Ujaran Kebencian dan Islamofobia

Sementara itu, Denny Siregar pernah dilaporkan atas postingan di akun facebooknya yang berjudul “adek2ku Calon Teroris yg Abang Sayang.” Denny juga tercatat pernah dilaporkan terkait pernyataanya melalui video yang beredar di media sosial yang menyinggung pelegalan poligami dalam rencana penyusunan qanun (peraturan daerah) tentang hukum keluarga di Aceh. Sedangkan Ade Armando antara lain tercatat pernah dilaporkan terkait “meme Joker Anies Baswedan” dan perihal “Azan tidak suci.”

Dari tiga aspek dalam SARA, yang cukup dominan menjadi objek laporan adalah cuitan yang menyinggung agama, khususnya agama Islam.  Sebelumnya, kekerasan terhadap simbol-simbol Islam sempat terjadi, baik fisik maupun non- fisik. Ulama yang sedang melakukan pengajian ditikam, masjid dilempari bom molotov, dan bahkan sekadar cadar dan janggut pun dipersoalkan.

Apakah Indonesia menuju islamofobia?  Kita berharap tidak. Namun, mengapa di negeri berpenduduk muslim terbesar di dunia ini, sejumlah orang terlihat semakin terbuka mengolok-olok Islam? Ini tak pernah terjadi (atau sangat jarang terjadi) sebelumnya, kecuali di masa pergerakan dan PKI dulu.

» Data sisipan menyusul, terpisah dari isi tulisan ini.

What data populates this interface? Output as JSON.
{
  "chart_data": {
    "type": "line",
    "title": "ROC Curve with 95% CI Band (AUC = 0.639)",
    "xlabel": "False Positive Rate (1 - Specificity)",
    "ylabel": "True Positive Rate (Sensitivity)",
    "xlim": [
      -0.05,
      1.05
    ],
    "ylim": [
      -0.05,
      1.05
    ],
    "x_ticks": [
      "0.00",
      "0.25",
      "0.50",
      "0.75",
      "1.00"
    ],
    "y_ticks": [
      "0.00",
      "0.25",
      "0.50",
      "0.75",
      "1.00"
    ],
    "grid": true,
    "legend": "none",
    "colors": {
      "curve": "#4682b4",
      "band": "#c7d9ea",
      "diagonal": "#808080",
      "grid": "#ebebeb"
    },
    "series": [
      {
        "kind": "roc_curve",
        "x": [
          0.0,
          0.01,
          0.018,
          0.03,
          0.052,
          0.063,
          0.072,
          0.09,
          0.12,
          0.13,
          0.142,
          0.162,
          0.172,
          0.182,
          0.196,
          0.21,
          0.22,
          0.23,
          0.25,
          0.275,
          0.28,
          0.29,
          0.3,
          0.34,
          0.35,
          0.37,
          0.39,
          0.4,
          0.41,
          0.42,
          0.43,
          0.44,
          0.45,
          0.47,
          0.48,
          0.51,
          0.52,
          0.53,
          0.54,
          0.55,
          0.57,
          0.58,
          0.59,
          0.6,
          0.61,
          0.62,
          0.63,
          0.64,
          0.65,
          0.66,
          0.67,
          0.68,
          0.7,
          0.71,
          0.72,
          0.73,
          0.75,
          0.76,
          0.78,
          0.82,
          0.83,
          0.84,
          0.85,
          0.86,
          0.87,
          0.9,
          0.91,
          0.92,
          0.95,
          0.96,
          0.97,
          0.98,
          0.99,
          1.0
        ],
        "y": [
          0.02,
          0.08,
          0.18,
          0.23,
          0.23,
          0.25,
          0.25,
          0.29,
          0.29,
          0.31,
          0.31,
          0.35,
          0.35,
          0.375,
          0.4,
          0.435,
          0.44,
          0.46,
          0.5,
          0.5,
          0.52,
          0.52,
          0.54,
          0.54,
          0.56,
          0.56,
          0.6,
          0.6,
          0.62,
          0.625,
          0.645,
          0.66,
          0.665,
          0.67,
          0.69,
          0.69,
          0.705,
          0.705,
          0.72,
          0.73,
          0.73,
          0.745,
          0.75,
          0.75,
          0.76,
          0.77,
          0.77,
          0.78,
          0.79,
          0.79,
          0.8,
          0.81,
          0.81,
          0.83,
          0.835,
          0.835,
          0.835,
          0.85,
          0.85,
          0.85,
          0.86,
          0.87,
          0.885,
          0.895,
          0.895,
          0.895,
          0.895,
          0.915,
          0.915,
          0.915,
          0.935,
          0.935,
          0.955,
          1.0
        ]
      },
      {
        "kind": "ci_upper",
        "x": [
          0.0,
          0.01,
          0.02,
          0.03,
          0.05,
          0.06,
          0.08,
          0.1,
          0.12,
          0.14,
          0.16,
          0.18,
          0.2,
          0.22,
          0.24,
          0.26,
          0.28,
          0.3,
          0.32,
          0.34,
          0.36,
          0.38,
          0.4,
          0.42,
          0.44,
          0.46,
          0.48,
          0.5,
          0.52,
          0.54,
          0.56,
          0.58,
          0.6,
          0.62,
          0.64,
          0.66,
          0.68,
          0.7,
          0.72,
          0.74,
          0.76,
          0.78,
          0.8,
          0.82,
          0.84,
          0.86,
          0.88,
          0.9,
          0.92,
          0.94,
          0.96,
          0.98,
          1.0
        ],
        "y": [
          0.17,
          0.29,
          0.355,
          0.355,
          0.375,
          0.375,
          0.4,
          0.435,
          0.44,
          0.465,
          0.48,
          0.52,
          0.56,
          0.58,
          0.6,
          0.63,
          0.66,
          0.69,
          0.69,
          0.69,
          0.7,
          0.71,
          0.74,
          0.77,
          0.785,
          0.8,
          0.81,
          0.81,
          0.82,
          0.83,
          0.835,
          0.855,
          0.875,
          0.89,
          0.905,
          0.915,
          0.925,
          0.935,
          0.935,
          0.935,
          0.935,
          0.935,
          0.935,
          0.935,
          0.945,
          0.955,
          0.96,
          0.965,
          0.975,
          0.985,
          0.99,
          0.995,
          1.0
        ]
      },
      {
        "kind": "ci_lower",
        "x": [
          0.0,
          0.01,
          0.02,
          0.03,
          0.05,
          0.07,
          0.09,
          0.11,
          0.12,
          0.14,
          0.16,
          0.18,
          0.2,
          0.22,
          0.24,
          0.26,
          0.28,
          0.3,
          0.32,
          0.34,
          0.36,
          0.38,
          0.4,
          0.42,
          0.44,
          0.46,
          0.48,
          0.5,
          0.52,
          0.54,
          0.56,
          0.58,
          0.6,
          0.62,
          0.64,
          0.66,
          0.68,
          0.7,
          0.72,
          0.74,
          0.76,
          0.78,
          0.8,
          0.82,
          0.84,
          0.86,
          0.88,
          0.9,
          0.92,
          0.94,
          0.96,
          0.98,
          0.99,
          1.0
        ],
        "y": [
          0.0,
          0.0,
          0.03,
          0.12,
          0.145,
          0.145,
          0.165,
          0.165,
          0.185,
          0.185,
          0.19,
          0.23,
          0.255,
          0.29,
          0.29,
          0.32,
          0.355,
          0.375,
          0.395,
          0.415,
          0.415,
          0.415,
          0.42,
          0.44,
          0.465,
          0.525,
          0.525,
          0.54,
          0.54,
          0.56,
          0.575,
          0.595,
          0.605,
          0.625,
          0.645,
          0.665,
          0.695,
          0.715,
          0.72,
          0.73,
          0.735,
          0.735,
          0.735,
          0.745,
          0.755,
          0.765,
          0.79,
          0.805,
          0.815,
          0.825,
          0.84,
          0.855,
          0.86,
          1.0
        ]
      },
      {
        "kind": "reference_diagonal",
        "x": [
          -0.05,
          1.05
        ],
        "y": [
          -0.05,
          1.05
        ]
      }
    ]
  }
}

Gerakan atau isu anti Arab, misalnya, pernah menggejala di masa pergerakan sebagaimana dimuat Majalah Berita Nahdlatoel Oelama 1 Januari 1938. Atau, di masa pergolakan PKI, 15 Januari 1965, Ludruk LEKRA (Lembaga Kebudayaan Rakyat – organisasi underbow PKI) membuat pementasan di Prambon (Sidoarjo) dengan lakon “Gusti Allah Dadi Manten” (Allah menjadi Pengantin).

Melemahkan kekuatan Islam sesungguhnya adalah proses melemahkan NKRI. Itulah sebabnya penjajah dan dedengkot PKI selalu berupaya menyasar sumber kekuatan ini. Sebab, sepanjang sejarah perjalanan negeri, umat Islam selalu berada di garda terdepan perjuangan bangsa. Tentu tanpa mengenyampingkan peran dari umat agama lain, saudara sebangsa kita.

Kini, Indonesia telah merdeka dan PKI telah tiada. Namun, entah kenapa agama Islam dan pemeluknya terasa disudutkan. Tidak sedikit stempel yang sifatnya destruktif disematkan di sana-sini. Yang paling popular adalah branding  intoleran dan radikal.

Profesor Australian National University (ANU) Greg Fealy menuding pemerintahan Indonesia di bawah Presiden Joko Widodo represif  terhadap Islam. Pandangan Fealy tertuang di sebuah artikel yang dimuat East Asia Forum pada 27 September 2020. Fealy  menganggap, Jokowi telah melakukan kampanye penindasan sistematis terhadap kaum islamis dalam empat tahun terakhir.